Given \(E \subseteq S^\omega\), there is a finite Kripke structure \({\mathscr {K}}'\) such that \(\ell (\varGamma ^\omega _{{\mathscr {K}}'}) = \ell (E)\) iff \(\ell (E)\) is closed and \(\omega\)-regular.

Proof

Notice that the finite Kripke structure \({\mathscr {K}}'\) can act as Büchi automaton and vice versa. Given a Kripke structure \((S, \rightarrow , I, AP, \ell )\), the automaton \((S \cup \{\iota \}, {\mathscr {P}}(AP), \delta , \iota , S \cup \{\iota \})\) with \(\delta (\iota , P) = \{ s \in I : \ell (s) = P \}\) and \(\delta (s, P) = \{ s' \in S : \ell (s') = P \;\wedge \; s \rightarrow s' \}\) is considered; and given an automaton \((Q, {\mathscr {P}}(AP), \delta , q_0, F)\), we consider the Kripke structure \((Q \times {\mathscr {P}}(AP), \rightarrow , \{ (s, \ell (s)) : s_0 \rightarrow s, s_0 \in I \}, AP, \pi _2)\) with \((s, P) \rightarrow (s', P')\) if \(s \rightarrow s'\) and \(\ell (s') = P'\). Checking that their word and execution coincides is straightforward, taking into account that E is closed and so F is irrelevant. \(\square\)

Proposition 2

The projection of the infinite traces of \({\mathscr {M}}_{\alpha , t}\) by \(\pi _1 \circ \mathrm {cterm}\) coincides with the stuttering-extension of \(E(\alpha , t)\).

Proof

Remember that \({\mathscr {M}}_{\alpha , t}\) is defined as \((\mathscr {X\!S}\times \{0\} \cup \mathrm {Sol}\times \{1\}, \twoheadrightarrow _\mathrm {Sol})\) where \((q, 0) \twoheadrightarrow _\mathrm {Sol}(q', 0)\) if \(q \twoheadrightarrow q'\) and \((q, k) \twoheadrightarrow _\mathrm {Sol}(q, 1)\) if \(q \in \mathrm {Sol}\) for \(k=0,1\). Consequently, all infinite traces of \({\mathscr {O}}\) are infinite traces of \({\mathscr {M}}_{\alpha , t}\) (with a zero in the second component), but these are exactly \(\mathrm {Ex}^\omega (\alpha , t)\) by definition. The finite traces \(q_1 \cdots q_n\) in \({\mathscr {O}}\) are finite traces \((q_1, 0) \cdots (q_n, 0)\) in \({\mathscr {M}}_{\alpha , t}\), but if and only if \(q_n \in \mathrm {Sol}\) they can be extended to the infinite traces \((q_1, 0) \cdots (q_n, 0) (q_n, 1) \cdots\). These are the traces in \(\mathrm {Ex}^*(\alpha , t)\), whose stuttering-extended projections in \(E(\alpha , t)\) are precisely \(\mathrm {cterm}(q_1) \cdots \mathrm {cterm}(q_n) \, \mathrm {cterm}(q_n) \cdots\), the projection of the extended executions ending in a halting state.
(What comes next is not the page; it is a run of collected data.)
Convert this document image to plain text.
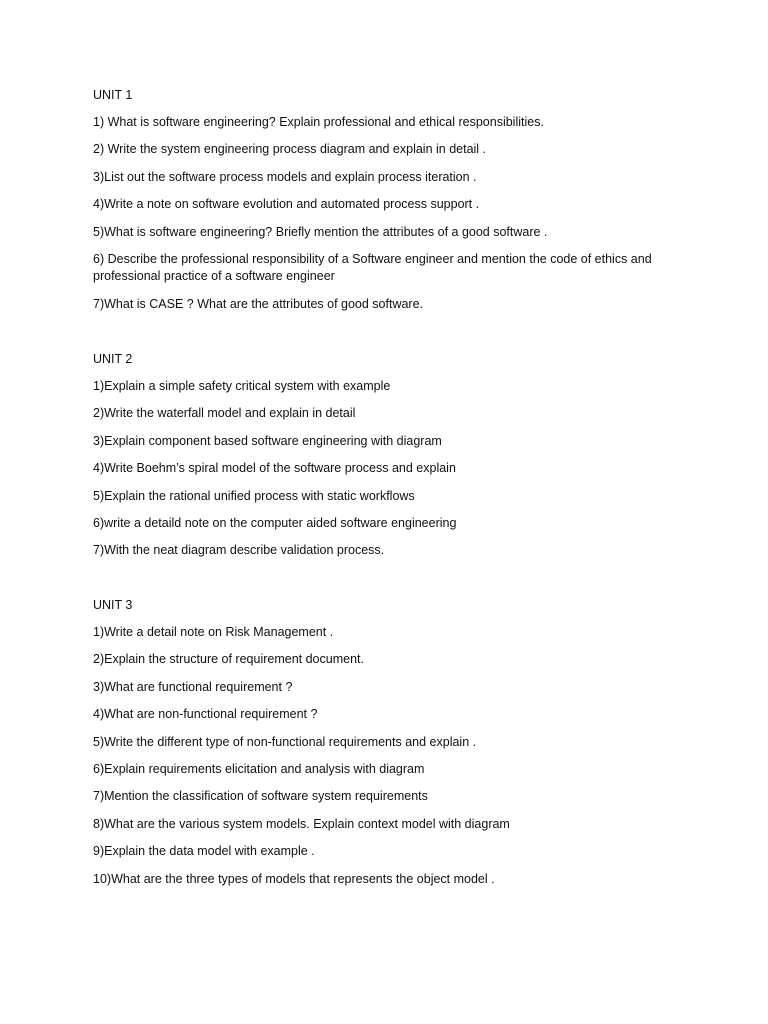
UNIT 1
1) What is software engineering? Explain professional and ethical responsibilities.
2) Write the system engineering process diagram and explain in detail .
3)List out the software process models and explain process iteration .
4)Write a note on software evolution and automated process support .
5)What is software engineering? Briefly mention the attributes of a good software .
6) Describe the professional responsibility of a Software engineer and mention the code of ethics and professional practice of a software engineer
7)What is CASE ? What are the attributes of good software.
UNIT 2
1)Explain a simple safety critical system with example
2)Write the waterfall model and explain in detail
3)Explain component based software engineering with diagram
4)Write Boehm’s spiral model of the software process and explain
5)Explain the rational unified process with static workflows
6)write a detaild note on the computer aided software engineering
7)With the neat diagram describe validation process.
UNIT 3
1)Write a detail note on Risk Management .
2)Explain the structure of requirement document.
3)What are functional requirement ?
4)What are non-functional requirement ?
5)Write the different type of non-functional requirements and explain .
6)Explain requirements elicitation and analysis with diagram
7)Mention the classification of software system requirements
8)What are the various system models. Explain context model with diagram
9)Explain the data model with example .
10)What are the three types of models that represents the object model .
Thus, \(\mathrm {cterm}(\pi _1(\varGamma ^\omega _{{\mathscr {M}}_{\alpha , t}}))\) is the stuttering-extension of \(E(\alpha , t)\), where \(\pi _1(x, y) = x\). \(\square\)

Lemma 1

If the underlying equational theory is decidable and the reachable states from \(t \,\hbox {@}\,\alpha\) are finitely many, \(\twoheadrightarrow\) and \(\rightarrow _{s,c}\) are decidable.

Proof

All the rules defining \(\rightarrow _c\) and \(\rightarrow _s\) but [else] are decidable, since they only involve immediate term manipulations, matching, substitution application, etc. The [else] rule is decidable on an execution state \(t \,\hbox {@}\,{ \,\beta \, \texttt {?} \,\gamma \, \texttt {:} \,\zeta }s\) if the reachable states from \(t \,\hbox {@}\,\beta \, \mathrm {vctx}(s)\) are finitely many. However, these are already embedded in the states reachable from the conditional, since \(t \,\hbox {@}\,{ \,\beta \, \texttt {?} \,\gamma \, \texttt {:} \,\zeta }s \rightarrow _c t \,\hbox {@}\,\beta \gamma s\) and all the successors of \(t \,\hbox {@}\,\beta \, \mathrm {vctx}(s)\) are successors of \(t \,\hbox {@}\,\beta \gamma s\) with \(\mathrm {vctx}(s)\) replaced by \(\gamma s\), since the same rules can be applied with their free variables s changed like this. In case of nested conditionals, this argument can be repeated from inside out conditional expressions, so all these states are reachable from the initial \(t \,\hbox {@}\,\alpha\), and so they are finitely many and the rule is decidable. Since the reachable states are a finite set, deciding \(q \twoheadrightarrow q'\) is finding a path via \(\rightarrow _c\) transitions from q to any predecessor of \(q'\) by a \(\rightarrow _s\) transition, so it is decidable. \(\square\)

Proposition 3

For any \(\infty\)-recursively enumerable language \(L \subseteq \varGamma _{{\mathscr {M}}}\), there is some strategy expression \(\alpha\) such that \(E(\alpha ) = L\).

Proof

The finite-word part \(L_*\) and the infinite-word part \(L_\omega\) of L can be considered separately. In effect, if there is a strategy expression \(\alpha\) such that \(E(\alpha ) = L_*\) and a strategy expression \(\beta\) such that \(E(\beta ) = L_\omega\), then \(E(\alpha { \texttt {|}}\beta ) = E(\alpha ) \cup E(\beta ) = L_* \cup L_\omega = L\).

Let us start with the finite-word part \(L_*\). Since it is recursively enumerable, there must be a Turing machine \(M = (Q, \varGamma , T_\varSigma , q_0, F, \delta )\) such that \(L_* = L(M)\). Turing machines can easily be represented in Maude, but for the sake of brevity we will see them as terms with two defined operators: accept that evaluates to true if the word in its tape is accepted, and append that puts a symbol on its tape. A generic specification including these functions is available at (Eker et al. 2021). The strategy that admits exactly \(L_*\) is defined as a recursive expression that carries a Turing machine as an argument and fills the tape with the visited terms while rewriting. At some point, it runs the Turing machine to decide if the accumulated word is accepted and can be yielded as a solution of the strategy.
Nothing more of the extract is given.